Environmental groups are furious to learn that legal safeguards agreed by the EU on carbon monoxide emissions and hazardous waste have been watered down by member states behind closed doors. MEPs say they were hoodwinked by EU ministers' private agreements.

Their comments followed a disclosure in the Independent of a confidential report by EU legal experts that accused governments of "undermining legal certainty" by agreeing texts that contradict official EU law. MEPs were outraged to discover they had been left in the dark about recent changes agreed by ministers, which moderate new EU data-protection laws.

Under new procedures, the parliament must have a say in the shape of certain EU laws, including data protection.

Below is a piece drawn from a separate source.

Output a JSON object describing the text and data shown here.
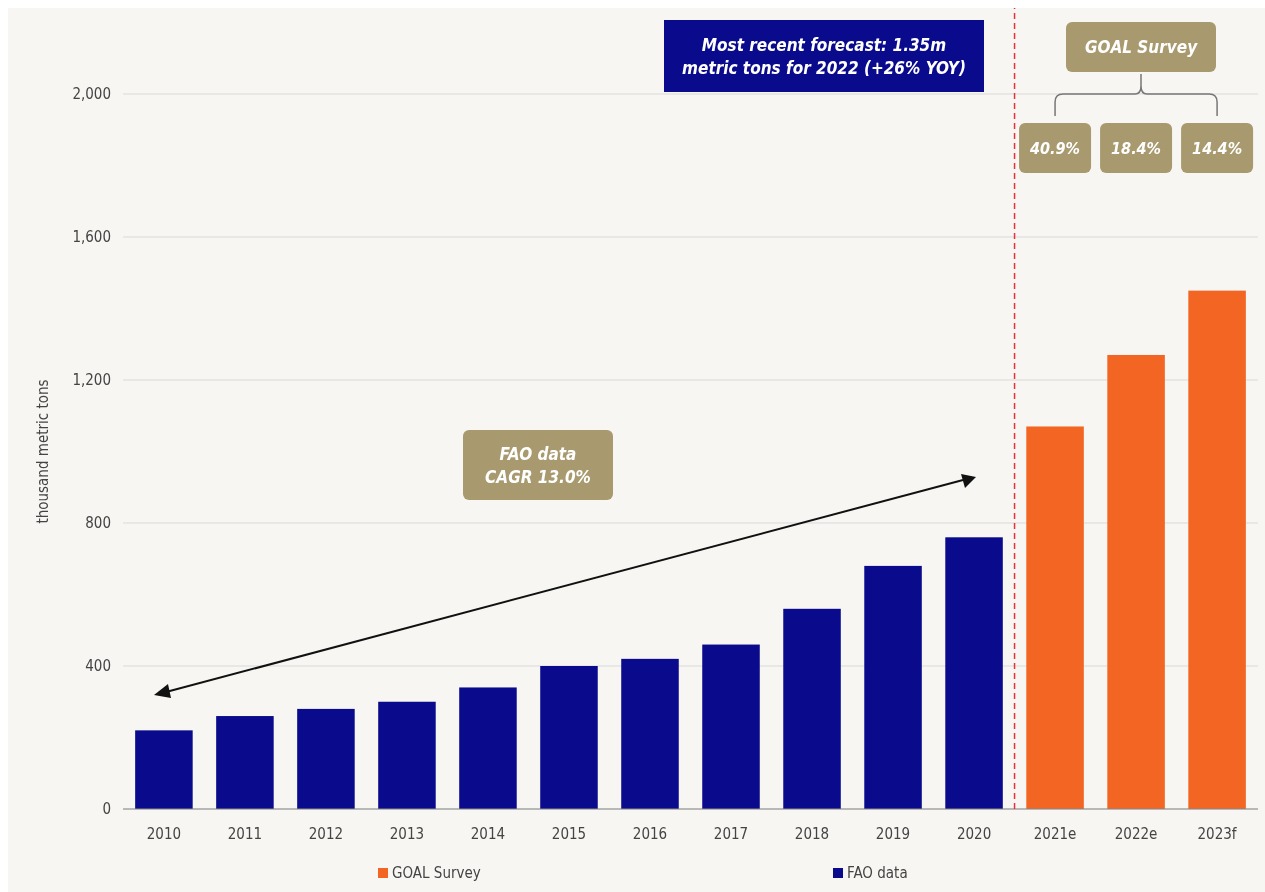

A new data protection law is to be agreed in the next few weeks, following consultation between the Council of Ministers, the main legislative body, and the parliament, However, it has emerged that the ministers secretly agreed 31 statements on how they will interpret the law, some of which give countries opt-outs from the published law. The parliament, however, was not informed about any of the statements.

"We in the parliament are jointly responsible for the shape of the final directive. Now we fear we could end up in the dock because member states have agreed something different between them, of which we were not informed," said Fraser Clarke, legal advisor to the Socialist MEPs.

There is certain to be strong resistance to the publication of secret agreements among member states, which insist that they are a useful negotiating tools. "Without these joint statements, there would simply be less agreements," a senior German diplomat said.

But pressure for action is mounting. Denmark is pushing for publication of minutes of all meetings which ministers and their officials have in private.

"A directive is written which people think means one thing and now we discover that member states decided in private it meant something else," said Nigel Hague, of the Institute for Environmental Policy.